The procedure adopted today is in itself extraordinary. Normally a bill advances through parliament by way of two separate readings, each of which is followed by discussions and amendments before a final version of the bill is voted on. Nonetheless, at the end of the reading, parliament found it necessary to vote “in principle” on continuing to read the bill! The move was even misreported in some media to the effect that the bill had already been passed.
The bill itself is as convoluted and ambiguous as the early versions that circulated. A wide scope of operations is outlined for the projected strategic council, with areas ranging from the energy sector to foreign policy. In practice it amounts to a parallel government in everything but the name, except that unlike the government proper it will not be based on the input from specialised ministries. Just to make matters even more confusing, separate items specified as falling within the jurisdiction of the council include vague national-reconciliation tasks as well as making suggestions for the projected federal supreme court. An interesting new focus is the idea of limiting the council effectively to one parliamentary term, which would give it a certain transitional character.

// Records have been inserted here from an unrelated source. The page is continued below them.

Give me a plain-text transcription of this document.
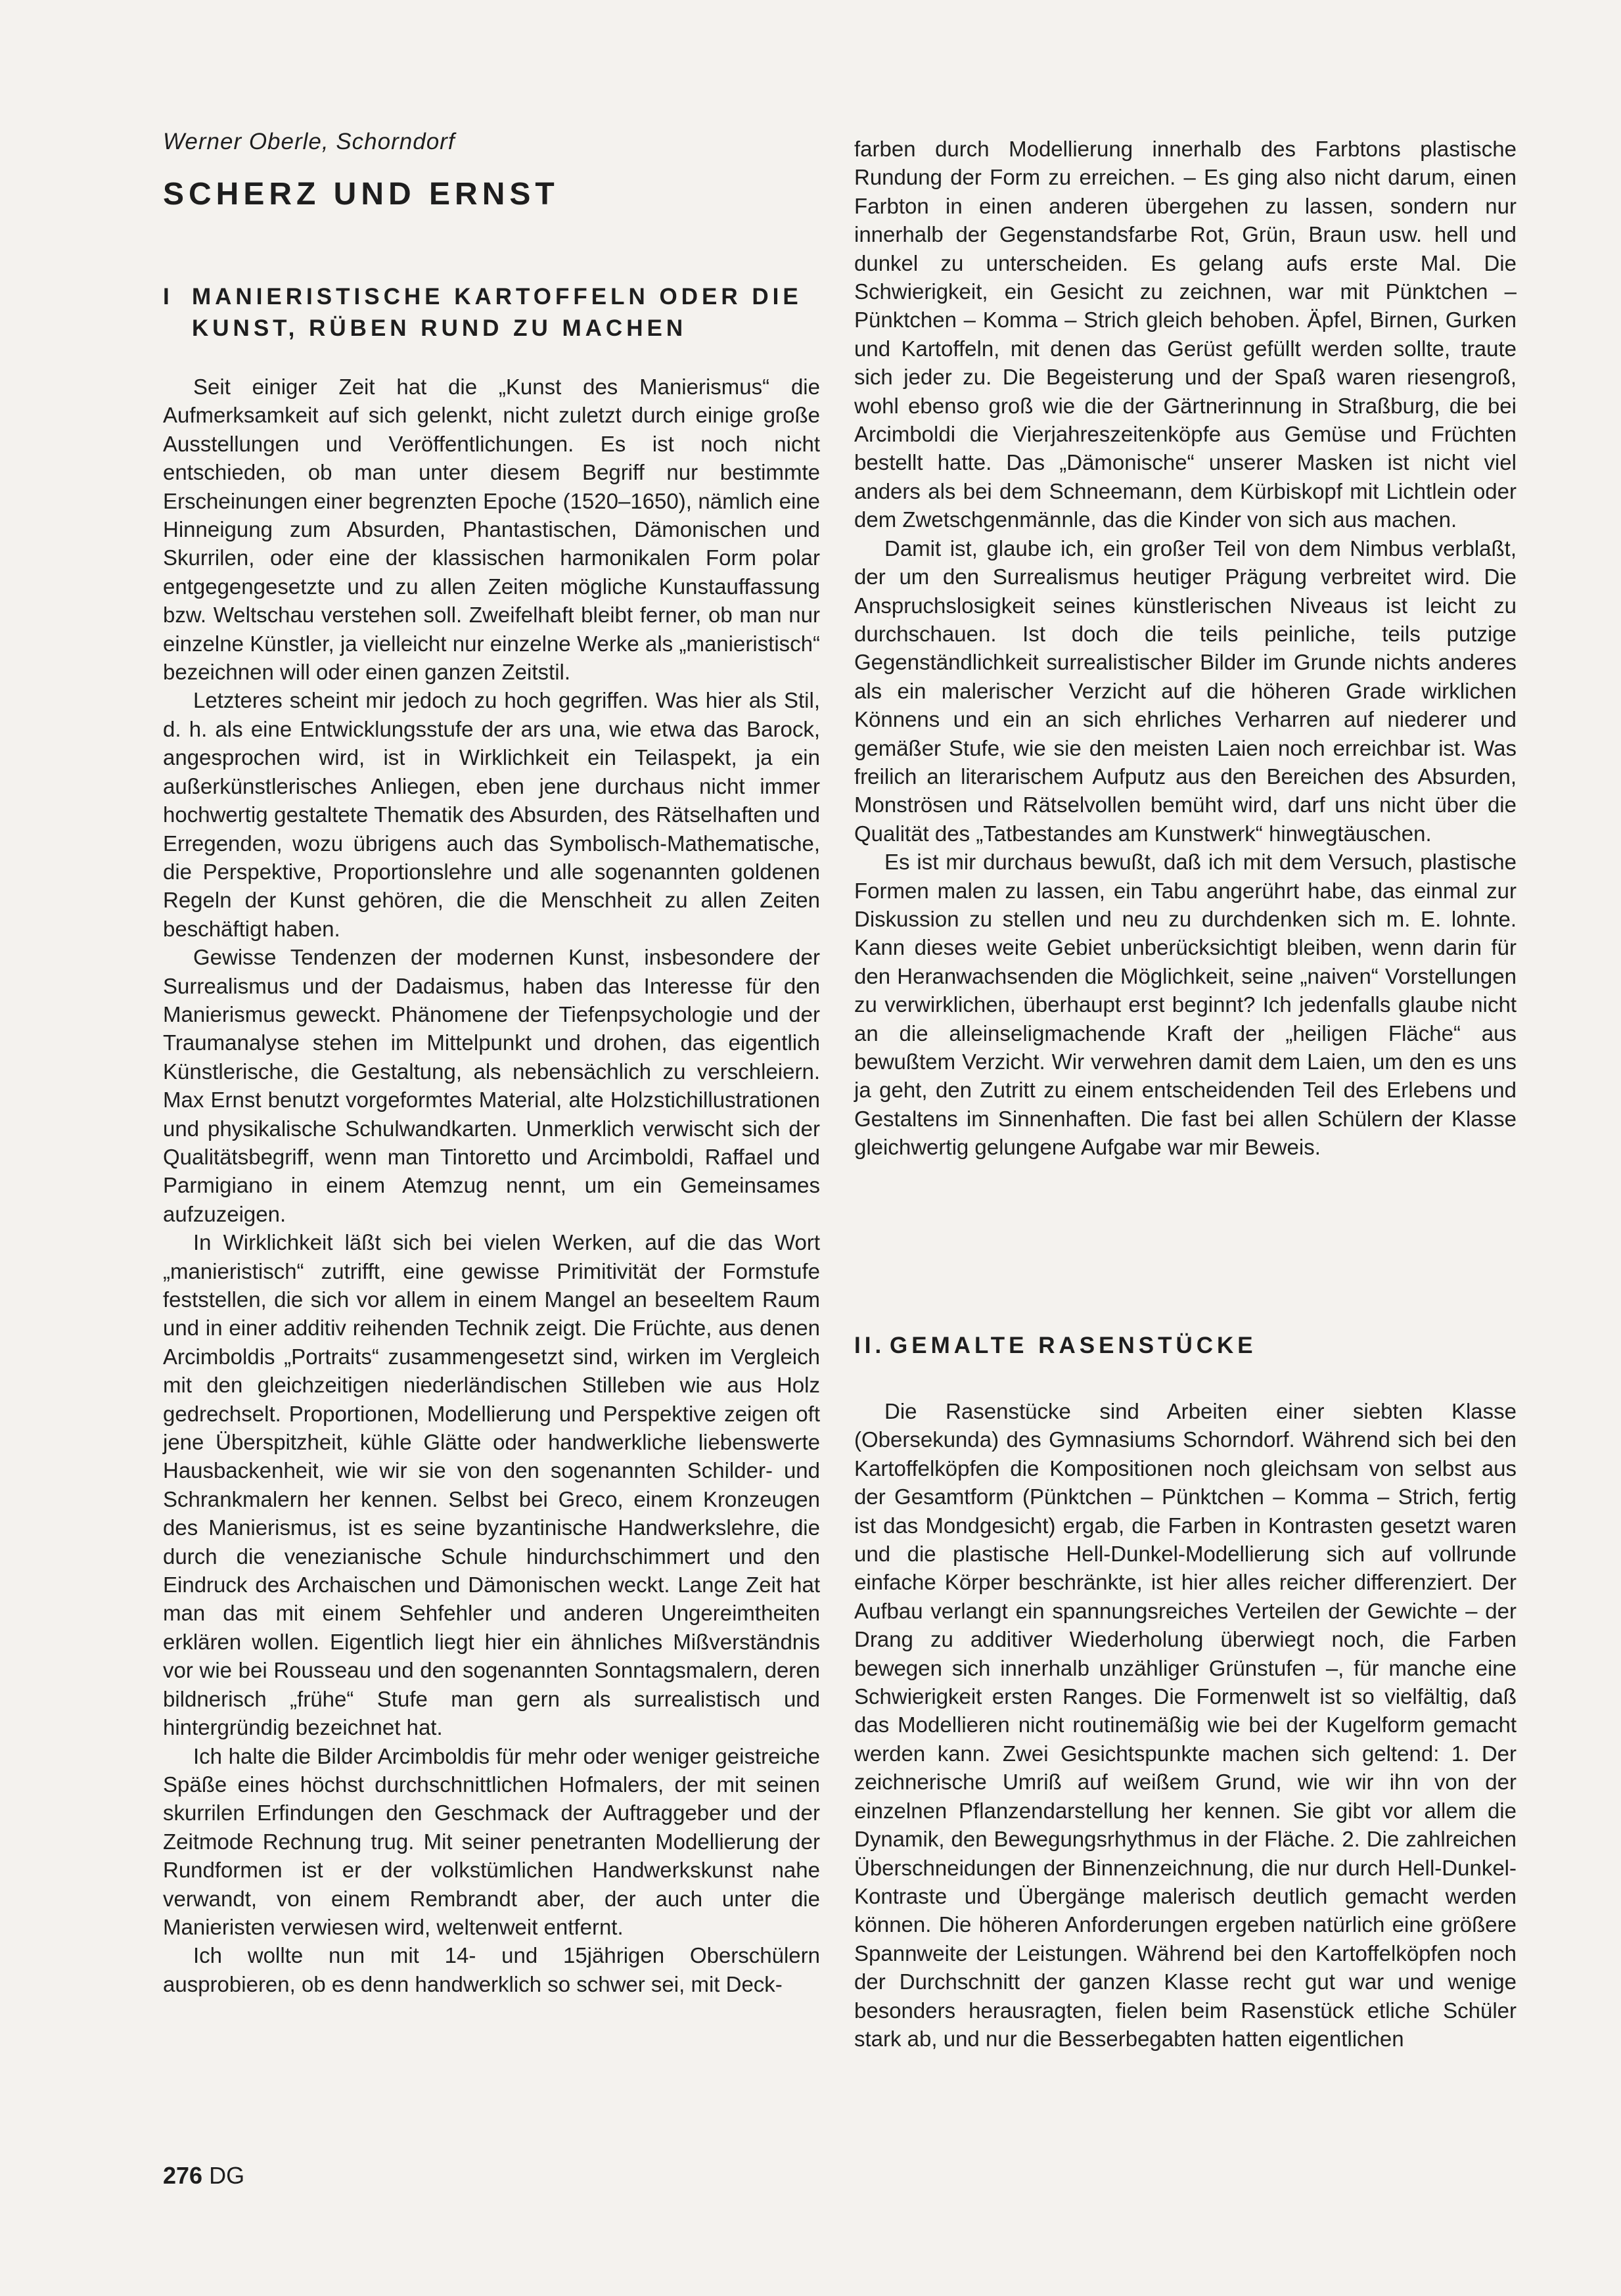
Werner Oberle, Schorndorf
SCHERZ UND ERNST
I MANIERISTISCHE KARTOFFELN ODER DIE
KUNST, RÜBEN RUND ZU MACHEN

Seit einiger Zeit hat die „Kunst des Manierismus“ die Aufmerksamkeit auf sich gelenkt, nicht zuletzt durch einige große Ausstellungen und Veröffentlichungen. Es ist noch nicht entschieden, ob man unter diesem Begriff nur bestimmte Erscheinungen einer begrenzten Epoche (1520–1650), nämlich eine Hinneigung zum Absurden, Phantastischen, Dämonischen und Skurrilen, oder eine der klassischen harmonikalen Form polar entgegengesetzte und zu allen Zeiten mögliche Kunstauffassung bzw. Weltschau verstehen soll. Zweifelhaft bleibt ferner, ob man nur einzelne Künstler, ja vielleicht nur einzelne Werke als „manieristisch“ bezeichnen will oder einen ganzen Zeitstil.

Letzteres scheint mir jedoch zu hoch gegriffen. Was hier als Stil, d. h. als eine Entwicklungsstufe der ars una, wie etwa das Barock, angesprochen wird, ist in Wirklichkeit ein Teilaspekt, ja ein außerkünstlerisches Anliegen, eben jene durchaus nicht immer hochwertig gestaltete Thematik des Absurden, des Rätselhaften und Erregenden, wozu übrigens auch das Symbolisch-Mathematische, die Perspektive, Proportionslehre und alle sogenannten goldenen Regeln der Kunst gehören, die die Menschheit zu allen Zeiten beschäftigt haben.

Gewisse Tendenzen der modernen Kunst, insbesondere der Surrealismus und der Dadaismus, haben das Interesse für den Manierismus geweckt. Phänomene der Tiefenpsychologie und der Traumanalyse stehen im Mittelpunkt und drohen, das eigentlich Künstlerische, die Gestaltung, als nebensächlich zu verschleiern. Max Ernst benutzt vorgeformtes Material, alte Holzstichillustrationen und physikalische Schulwandkarten. Unmerklich verwischt sich der Qualitätsbegriff, wenn man Tintoretto und Arcimboldi, Raffael und Parmigiano in einem Atemzug nennt, um ein Gemeinsames aufzuzeigen.

In Wirklichkeit läßt sich bei vielen Werken, auf die das Wort „manieristisch“ zutrifft, eine gewisse Primitivität der Formstufe feststellen, die sich vor allem in einem Mangel an beseeltem Raum und in einer additiv reihenden Technik zeigt. Die Früchte, aus denen Arcimboldis „Portraits“ zusammengesetzt sind, wirken im Vergleich mit den gleichzeitigen niederländischen Stilleben wie aus Holz gedrechselt. Proportionen, Modellierung und Perspektive zeigen oft jene Überspitzheit, kühle Glätte oder handwerkliche liebenswerte Hausbackenheit, wie wir sie von den sogenannten Schilder- und Schrankmalern her kennen. Selbst bei Greco, einem Kronzeugen des Manierismus, ist es seine byzantinische Handwerkslehre, die durch die venezianische Schule hindurchschimmert und den Eindruck des Archaischen und Dämonischen weckt. Lange Zeit hat man das mit einem Sehfehler und anderen Ungereimtheiten erklären wollen. Eigentlich liegt hier ein ähnliches Mißverständnis vor wie bei Rousseau und den sogenannten Sonntagsmalern, deren bildnerisch „frühe“ Stufe man gern als surrealistisch und hintergründig bezeichnet hat.

Ich halte die Bilder Arcimboldis für mehr oder weniger geistreiche Späße eines höchst durchschnittlichen Hofmalers, der mit seinen skurrilen Erfindungen den Geschmack der Auftraggeber und der Zeitmode Rechnung trug. Mit seiner penetranten Modellierung der Rundformen ist er der volkstümlichen Handwerkskunst nahe verwandt, von einem Rembrandt aber, der auch unter die Manieristen verwiesen wird, weltenweit entfernt.

Ich wollte nun mit 14- und 15jährigen Oberschülern ausprobieren, ob es denn handwerklich so schwer sei, mit Deck-

farben durch Modellierung innerhalb des Farbtons plastische Rundung der Form zu erreichen. – Es ging also nicht darum, einen Farbton in einen anderen übergehen zu lassen, sondern nur innerhalb der Gegenstandsfarbe Rot, Grün, Braun usw. hell und dunkel zu unterscheiden. Es gelang aufs erste Mal. Die Schwierigkeit, ein Gesicht zu zeichnen, war mit Pünktchen – Pünktchen – Komma – Strich gleich behoben. Äpfel, Birnen, Gurken und Kartoffeln, mit denen das Gerüst gefüllt werden sollte, traute sich jeder zu. Die Begeisterung und der Spaß waren riesengroß, wohl ebenso groß wie die der Gärtnerinnung in Straßburg, die bei Arcimboldi die Vierjahreszeitenköpfe aus Gemüse und Früchten bestellt hatte. Das „Dämonische“ unserer Masken ist nicht viel anders als bei dem Schneemann, dem Kürbiskopf mit Lichtlein oder dem Zwetschgenmännle, das die Kinder von sich aus machen.

Damit ist, glaube ich, ein großer Teil von dem Nimbus verblaßt, der um den Surrealismus heutiger Prägung verbreitet wird. Die Anspruchslosigkeit seines künstlerischen Niveaus ist leicht zu durchschauen. Ist doch die teils peinliche, teils putzige Gegenständlichkeit surrealistischer Bilder im Grunde nichts anderes als ein malerischer Verzicht auf die höheren Grade wirklichen Könnens und ein an sich ehrliches Verharren auf niederer und gemäßer Stufe, wie sie den meisten Laien noch erreichbar ist. Was freilich an literarischem Aufputz aus den Bereichen des Absurden, Monströsen und Rätselvollen bemüht wird, darf uns nicht über die Qualität des „Tatbestandes am Kunstwerk“ hinwegtäuschen.

Es ist mir durchaus bewußt, daß ich mit dem Versuch, plastische Formen malen zu lassen, ein Tabu angerührt habe, das einmal zur Diskussion zu stellen und neu zu durchdenken sich m. E. lohnte. Kann dieses weite Gebiet unberücksichtigt bleiben, wenn darin für den Heranwachsenden die Möglichkeit, seine „naiven“ Vorstellungen zu verwirklichen, überhaupt erst beginnt? Ich jedenfalls glaube nicht an die alleinseligmachende Kraft der „heiligen Fläche“ aus bewußtem Verzicht. Wir verwehren damit dem Laien, um den es uns ja geht, den Zutritt zu einem entscheidenden Teil des Erlebens und Gestaltens im Sinnenhaften. Die fast bei allen Schülern der Klasse gleichwertig gelungene Aufgabe war mir Beweis.

II. GEMALTE RASENSTÜCKE

Die Rasenstücke sind Arbeiten einer siebten Klasse (Obersekunda) des Gymnasiums Schorndorf. Während sich bei den Kartoffelköpfen die Kompositionen noch gleichsam von selbst aus der Gesamtform (Pünktchen – Pünktchen – Komma – Strich, fertig ist das Mondgesicht) ergab, die Farben in Kontrasten gesetzt waren und die plastische Hell-Dunkel-Modellierung sich auf vollrunde einfache Körper beschränkte, ist hier alles reicher differenziert. Der Aufbau verlangt ein spannungsreiches Verteilen der Gewichte – der Drang zu additiver Wiederholung überwiegt noch, die Farben bewegen sich innerhalb unzähliger Grünstufen –, für manche eine Schwierigkeit ersten Ranges. Die Formenwelt ist so vielfältig, daß das Modellieren nicht routinemäßig wie bei der Kugelform gemacht werden kann. Zwei Gesichtspunkte machen sich geltend: 1. Der zeichnerische Umriß auf weißem Grund, wie wir ihn von der einzelnen Pflanzendarstellung her kennen. Sie gibt vor allem die Dynamik, den Bewegungsrhythmus in der Fläche. 2. Die zahlreichen Überschneidungen der Binnenzeichnung, die nur durch Hell-Dunkel-Kontraste und Übergänge malerisch deutlich gemacht werden können. Die höheren Anforderungen ergeben natürlich eine größere Spannweite der Leistungen. Während bei den Kartoffelköpfen noch der Durchschnitt der ganzen Klasse recht gut war und wenige besonders herausragten, fielen beim Rasenstück etliche Schüler stark ab, und nur die Besserbegabten hatten eigentlichen

276 DG
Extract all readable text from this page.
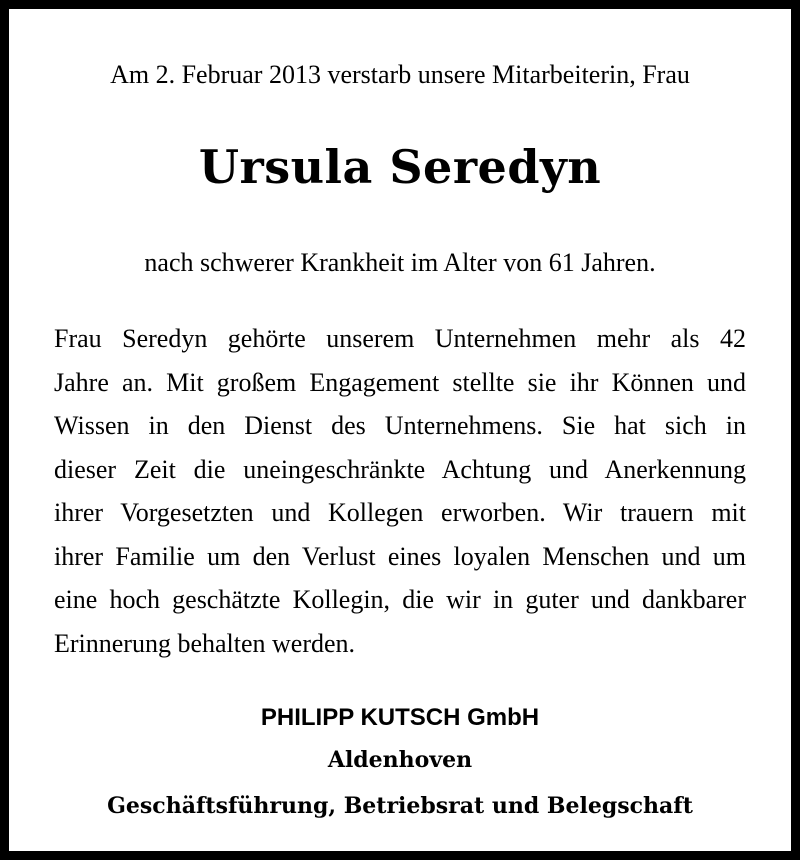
Am 2. Februar 2013 verstarb unsere Mitarbeiterin, Frau
Ursula Seredyn
nach schwerer Krankheit im Alter von 61 Jahren.
Frau Seredyn gehörte unserem Unternehmen mehr als 42
Jahre an. Mit großem Engagement stellte sie ihr Können und
Wissen in den Dienst des Unternehmens. Sie hat sich in
dieser Zeit die uneingeschränkte Achtung und Anerkennung
ihrer Vorgesetzten und Kollegen erworben. Wir trauern mit
ihrer Familie um den Verlust eines loyalen Menschen und um
eine hoch geschätzte Kollegin, die wir in guter und dankbarer
Erinnerung behalten werden.
PHILIPP KUTSCH GmbH
Aldenhoven
Geschäftsführung, Betriebsrat und Belegschaft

There are however some serious caveats that will limit the power of the council in practice and makes you wonder whether it is worth going through all the trouble of trying to adopt it anyway. Firstly, in order for the decisions of the council to be binding, an 80% majority will be required as per the draft law requirements reported in the press. As is all too well known, 80% agreement on anything is a rarity in Iraqi politics. Secondly, look at the projected composition of the council. It will include the president with his deputies, the parliament speaker with his deputies, and the prime minister and his deputies. Additionally there will be the president of Kurdistan, the head of the federal supreme court as well as two representatives from each of the four major blocs in parliament (incidentally the latter criterion seems to recognise that the so-called National Alliance of Shiite parties is in fact two separate alliances). The point is that these will all be familiar faces that will reproduce the stalemates of parliament rather than bring in new dynamics that can help solve them. And finally, look carefully at the draft law. Early versions seemed to indicate a power to introduce legislation to parliament, making it analogous to the presidency and the cabinet in this respect. However, in keeping with the ruling of the federal supreme court that insists on differentiating between just proposing a law (muqtarah) and preparing it as a fully-fledged project (mashru), the latest draft puts the strategic council on par with the parliament and reserves the right to initiate detailed legislation for the two existing branches of the executive.